O seu texto está excelente. Gosto desta sua sinceridade cheia de humor. Em suma, amo tudo que escreve.
Um grande beijo,
Lu
Lu
Estou às voltas com reformas em casa. E casa é uma beleza para espaço com inutilidades. A nossa é grande, espaçosa, boa para o ontem quando haviam mais pessoas; ruim para o hoje quando somos eu, minha filha, os cachorros, papagaios, chinchila, calopsita, jardins e jardins, calçadas que dão um belo trabalho – esqueça a beleza – e menina do céu, quem disse que não estou tirando pregos das madeiras? Guardando pedaços de lajotas? Mas juro, vou jogar tudo fora (será)
Ao que percebi, você, como minha irmã têm esse desprendimento. Minha mãe era assim e eu sofria horrores com minha mania de guardar. Por quantas vezes as duas jogaram minhas preciosidades? Pelo visto, sua prima e eu teríamos bons e longos motivos para tentar decifrar o que somos. Seria bom conhecê-la! Mas eu não estou ainda no caso grave. Ainda só guardo, mas a bagunça é organizada e não há sujeira, aliás, lavo meus bichinhos de pelúcia regularmente, limpo de forma meio maníaca os guarda-coisas e mantenho tudo em pastas, envelopes… As cortinas, para não as jogar fora, desfaço-as e guardo (só) os tecidos, pois aí o volume é menor. Na verdade sei que não servirão para nada, mas…

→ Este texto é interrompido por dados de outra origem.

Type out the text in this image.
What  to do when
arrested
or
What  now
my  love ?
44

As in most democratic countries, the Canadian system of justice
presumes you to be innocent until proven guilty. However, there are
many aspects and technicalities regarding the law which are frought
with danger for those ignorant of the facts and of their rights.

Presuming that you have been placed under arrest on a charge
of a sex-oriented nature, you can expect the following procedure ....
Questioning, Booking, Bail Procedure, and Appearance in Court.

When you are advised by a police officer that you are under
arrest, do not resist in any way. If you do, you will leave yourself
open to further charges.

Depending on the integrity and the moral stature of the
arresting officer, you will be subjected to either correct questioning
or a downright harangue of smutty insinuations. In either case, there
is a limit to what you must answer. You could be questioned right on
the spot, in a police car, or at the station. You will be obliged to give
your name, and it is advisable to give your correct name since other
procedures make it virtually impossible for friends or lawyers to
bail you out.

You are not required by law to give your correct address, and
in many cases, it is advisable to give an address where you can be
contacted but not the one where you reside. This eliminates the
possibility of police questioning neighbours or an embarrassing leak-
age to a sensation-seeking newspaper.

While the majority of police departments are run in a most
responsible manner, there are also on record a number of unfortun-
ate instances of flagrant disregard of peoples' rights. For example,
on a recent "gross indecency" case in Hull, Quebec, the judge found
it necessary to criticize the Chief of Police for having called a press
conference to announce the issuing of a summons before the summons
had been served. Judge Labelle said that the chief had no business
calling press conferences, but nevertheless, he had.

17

Como disse, ano começando e vou tentar – não prometer – que estarei livre, mas estou a cada ano melhorando. E os pregos, que nem ferrugem têm, vão é já para o lixo, afinal, servirão para reciclagem e os cacos das tais calçadas podem machucar, né? Também, para esses não tenho outro destino que não a caçamba que custou um dinheirão por somente dez dias em frente à casa. “Que pena!”. Confesso, invejo vocês e o desligar-se de tudo o que não serve mais. Mas quer dar risadas, imagine minha linda coleção de cacarecos numa prateleira na lavanderia. Há de tudo: panelas de ferro que minha avó deu ao meu pai quando ele casou, lá nos idos 1900 e qualquer coisa. Minhas primeiras peças de artesanato – feias que só – mas estão “enfeitando” um local que deveria ser só branco. Na verdade, não me atrai o estilo clean (kkkkk).
Miss Celi
Sou adepta da filosofia de Gandhi: “O que sobra em minha casa está fazendo falta na de alguém.”. É pensando assim que descarto as coisas de que não preciso mais, sempre repassando-as para outrem, ou acondicionando-as, com cuidado, no nosso espaço de recicláveis (uma vez por semana é recolhido). Uma roupa ou sapato que não usei em dois anos, certamente não farei uso mais, por exemplo. Uma linda bota vermelha em frangalhos serviu-me mais ainda de exemplo. Comprei-a, para dizer a verdade, sem necessidade alguma. Sempre que ia calçá-la, achava-a muito alta. Dois anos depois, num dia muito frio, resolvi que iria usar a dita. Mas ao calçá-la, o solado desfez-se em minhas mãos. Melhor seria se eu a tivesse dado a alguém. Ela foi para o lixo tão virgem como nasceu, mas esfacelada.
Beijos,
Lu
Abençoado Gandhi e seus seguidores! Sou o oposto e não sou avarenta, o que ainda dá mais sufoco! Mas já imaginou eu dando as penelas que meu pai ganhou, para meu sobrinho, que montou uma cozinha bem rústica e me “canta” sempre para levar as panelinhas? Fico com as panelas e compro outras para o sobrinho. Na verdade, já fiz e no Natal recebeu de presente belas panelas de ferro novinhas! Minhas velhinhas estão a salvo, risos.